The death of his brother is just the beginning of one sad event after another.

And, it has one of those endings you have to make UP yourself.

It’s what we used to call a Mary Story.

Mary stories don’t have an ending, they just stop.

We called them, and by we, I mean Connie, Kim, and I, called them Mary Stories because of our mutual friend Mary.

Her stories just stopped, they didn’t end.

The Subject Was Roses comes to mind.

They leave you hanging, and I don’t mean in a “who shot JR” kind of way.

They just stop – no ending – no resolution – no answers.

Manchester by the Sea is one of those, it’s a Mary Story.

But the acting’s good, and the UP side is I never thought I’d say that about Casey Afleck.

Put Em UP!

Happy Boxing Day!!

Boxing Day?

Happy Boxing Day to Lizzi Lewis, Her Majesty, Queen Elizabeth II, the royal fam, and all my British friends.

“Boxing Day?” you ask.

It has nothing to do with pugilism.

Boxing day is a holiday celebrated the day after Christmas in the UK and the Commonwealth nations.
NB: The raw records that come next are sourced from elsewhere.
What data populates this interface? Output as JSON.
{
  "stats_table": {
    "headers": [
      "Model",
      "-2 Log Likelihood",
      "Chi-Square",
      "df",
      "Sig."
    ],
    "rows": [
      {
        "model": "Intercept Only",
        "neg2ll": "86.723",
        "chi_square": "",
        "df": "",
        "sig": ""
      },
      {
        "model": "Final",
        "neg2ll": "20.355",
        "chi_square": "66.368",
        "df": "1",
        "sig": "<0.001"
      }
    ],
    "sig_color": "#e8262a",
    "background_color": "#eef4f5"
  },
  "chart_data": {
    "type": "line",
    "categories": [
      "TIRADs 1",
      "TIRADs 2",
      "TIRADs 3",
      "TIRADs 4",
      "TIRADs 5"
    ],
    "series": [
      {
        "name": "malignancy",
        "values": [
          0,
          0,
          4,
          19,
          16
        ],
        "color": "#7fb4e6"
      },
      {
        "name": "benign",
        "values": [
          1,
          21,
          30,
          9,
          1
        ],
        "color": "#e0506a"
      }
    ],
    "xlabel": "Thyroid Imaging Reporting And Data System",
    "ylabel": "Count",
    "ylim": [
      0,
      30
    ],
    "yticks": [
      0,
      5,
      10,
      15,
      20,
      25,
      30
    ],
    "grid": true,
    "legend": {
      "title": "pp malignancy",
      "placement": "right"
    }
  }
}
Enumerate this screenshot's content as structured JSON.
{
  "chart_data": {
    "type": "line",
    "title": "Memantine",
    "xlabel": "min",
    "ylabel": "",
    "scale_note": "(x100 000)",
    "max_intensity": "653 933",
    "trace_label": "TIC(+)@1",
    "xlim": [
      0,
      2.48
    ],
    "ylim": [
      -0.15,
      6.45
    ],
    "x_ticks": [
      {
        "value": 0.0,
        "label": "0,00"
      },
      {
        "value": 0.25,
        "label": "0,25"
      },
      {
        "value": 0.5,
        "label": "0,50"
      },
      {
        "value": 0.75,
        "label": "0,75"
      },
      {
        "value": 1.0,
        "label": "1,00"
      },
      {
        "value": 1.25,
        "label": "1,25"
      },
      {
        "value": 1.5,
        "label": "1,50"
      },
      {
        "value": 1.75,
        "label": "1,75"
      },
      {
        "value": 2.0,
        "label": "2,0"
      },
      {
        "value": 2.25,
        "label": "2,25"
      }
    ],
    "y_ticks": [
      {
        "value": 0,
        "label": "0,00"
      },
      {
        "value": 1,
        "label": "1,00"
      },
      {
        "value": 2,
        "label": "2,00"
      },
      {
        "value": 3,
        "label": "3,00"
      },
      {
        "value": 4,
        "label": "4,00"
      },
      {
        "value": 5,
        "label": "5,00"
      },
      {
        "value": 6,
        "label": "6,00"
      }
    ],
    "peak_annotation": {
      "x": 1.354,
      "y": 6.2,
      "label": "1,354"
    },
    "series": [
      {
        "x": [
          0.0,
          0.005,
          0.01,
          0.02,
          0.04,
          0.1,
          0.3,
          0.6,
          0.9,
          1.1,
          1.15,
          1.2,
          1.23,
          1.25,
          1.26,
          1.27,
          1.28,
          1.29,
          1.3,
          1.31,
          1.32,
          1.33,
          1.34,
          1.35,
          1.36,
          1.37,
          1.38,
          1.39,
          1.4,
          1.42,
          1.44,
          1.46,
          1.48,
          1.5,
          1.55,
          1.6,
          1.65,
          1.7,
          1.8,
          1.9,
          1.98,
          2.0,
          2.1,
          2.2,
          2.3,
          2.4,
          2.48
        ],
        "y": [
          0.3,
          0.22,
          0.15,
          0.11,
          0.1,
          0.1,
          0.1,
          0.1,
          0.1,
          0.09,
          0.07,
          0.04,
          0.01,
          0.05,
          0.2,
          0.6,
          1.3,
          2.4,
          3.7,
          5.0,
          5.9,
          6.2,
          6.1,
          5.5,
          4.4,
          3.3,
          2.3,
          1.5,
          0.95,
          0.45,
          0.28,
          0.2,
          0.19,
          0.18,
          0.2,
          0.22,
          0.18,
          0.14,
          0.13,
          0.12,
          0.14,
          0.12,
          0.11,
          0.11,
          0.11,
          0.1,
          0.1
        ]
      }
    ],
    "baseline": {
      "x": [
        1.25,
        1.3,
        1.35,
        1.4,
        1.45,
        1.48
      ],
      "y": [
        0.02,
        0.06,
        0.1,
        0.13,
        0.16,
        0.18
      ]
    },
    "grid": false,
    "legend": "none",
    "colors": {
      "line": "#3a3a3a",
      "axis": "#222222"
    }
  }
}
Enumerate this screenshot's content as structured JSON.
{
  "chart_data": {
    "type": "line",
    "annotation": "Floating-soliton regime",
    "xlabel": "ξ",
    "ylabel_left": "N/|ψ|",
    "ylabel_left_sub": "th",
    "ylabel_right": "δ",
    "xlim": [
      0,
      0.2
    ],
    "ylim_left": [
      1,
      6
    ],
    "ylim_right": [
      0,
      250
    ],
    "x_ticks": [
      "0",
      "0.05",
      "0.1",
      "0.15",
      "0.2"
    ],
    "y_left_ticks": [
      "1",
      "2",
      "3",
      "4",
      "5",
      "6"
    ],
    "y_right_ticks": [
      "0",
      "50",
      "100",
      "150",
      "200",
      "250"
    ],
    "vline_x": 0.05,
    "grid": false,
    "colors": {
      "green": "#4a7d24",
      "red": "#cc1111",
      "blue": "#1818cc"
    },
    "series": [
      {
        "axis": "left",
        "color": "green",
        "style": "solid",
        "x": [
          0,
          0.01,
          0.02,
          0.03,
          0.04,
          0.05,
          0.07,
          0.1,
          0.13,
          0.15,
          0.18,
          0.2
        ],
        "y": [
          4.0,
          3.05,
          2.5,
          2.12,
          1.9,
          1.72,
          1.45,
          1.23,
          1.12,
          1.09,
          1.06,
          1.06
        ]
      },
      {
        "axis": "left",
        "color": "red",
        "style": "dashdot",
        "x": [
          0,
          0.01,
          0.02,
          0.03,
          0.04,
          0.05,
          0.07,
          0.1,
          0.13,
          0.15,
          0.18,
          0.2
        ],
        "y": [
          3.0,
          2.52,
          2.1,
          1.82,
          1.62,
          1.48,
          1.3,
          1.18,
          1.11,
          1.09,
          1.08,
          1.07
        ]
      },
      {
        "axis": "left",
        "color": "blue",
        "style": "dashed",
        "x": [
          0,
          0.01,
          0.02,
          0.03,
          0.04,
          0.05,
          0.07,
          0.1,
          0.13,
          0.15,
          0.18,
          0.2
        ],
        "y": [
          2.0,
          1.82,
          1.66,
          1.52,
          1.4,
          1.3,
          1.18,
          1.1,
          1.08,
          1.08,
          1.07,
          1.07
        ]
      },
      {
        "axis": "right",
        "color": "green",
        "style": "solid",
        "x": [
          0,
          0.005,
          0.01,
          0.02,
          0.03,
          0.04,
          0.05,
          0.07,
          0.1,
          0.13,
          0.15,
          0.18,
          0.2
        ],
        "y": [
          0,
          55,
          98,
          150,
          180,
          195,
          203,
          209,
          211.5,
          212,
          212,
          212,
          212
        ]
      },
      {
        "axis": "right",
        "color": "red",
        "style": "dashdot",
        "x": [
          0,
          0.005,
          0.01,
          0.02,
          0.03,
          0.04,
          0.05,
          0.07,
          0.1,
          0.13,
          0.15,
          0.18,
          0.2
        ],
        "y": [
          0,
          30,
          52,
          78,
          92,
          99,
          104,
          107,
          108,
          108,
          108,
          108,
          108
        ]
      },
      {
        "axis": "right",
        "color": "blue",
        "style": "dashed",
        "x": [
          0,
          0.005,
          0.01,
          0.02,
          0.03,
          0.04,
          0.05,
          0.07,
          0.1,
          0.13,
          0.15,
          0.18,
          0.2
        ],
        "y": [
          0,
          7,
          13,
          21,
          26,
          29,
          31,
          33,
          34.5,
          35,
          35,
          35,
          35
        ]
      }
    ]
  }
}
The Uncommon ones celebrate as well.

It is the second day of Christmastide, sort of like the Eve after Christmas, rather than Christmas Eve.  We on this side of the pond apparently haven’t the patience of our forefathers.

So, where’s it come from?

Well, of course there are several theories – none written in stone.

The OED says it dates back to the 1830s, calling it the first week-day after Christmas and is a day on which letter carriers, errand boys, and servants receive a Christmas box.

OH, Boxing day, I get it!

But, it may be older.  The term Christmas-box dates back to the 17th century, and generally contained a gratuity.

Sorta like tipping the doorman, mailman, paperboy, stuff like that.

Samuel Pepys’ diary mentions the customer and links it to an older tradition.  Since servants would wait on the master on Christmas Day, they were allowed the following day to visit their families and the master would give them boxes containing gifts, cash, and even food – leftover from the family Christmas Dinner…hey, you’ve seen Downton Abbey, no one eats like that and stays as skinny as Ladies Mary and Edith!

So, although there might be a football game on the telly here in America, don’t go looking for a boxing match.

That’s not what Boxing Day is all about.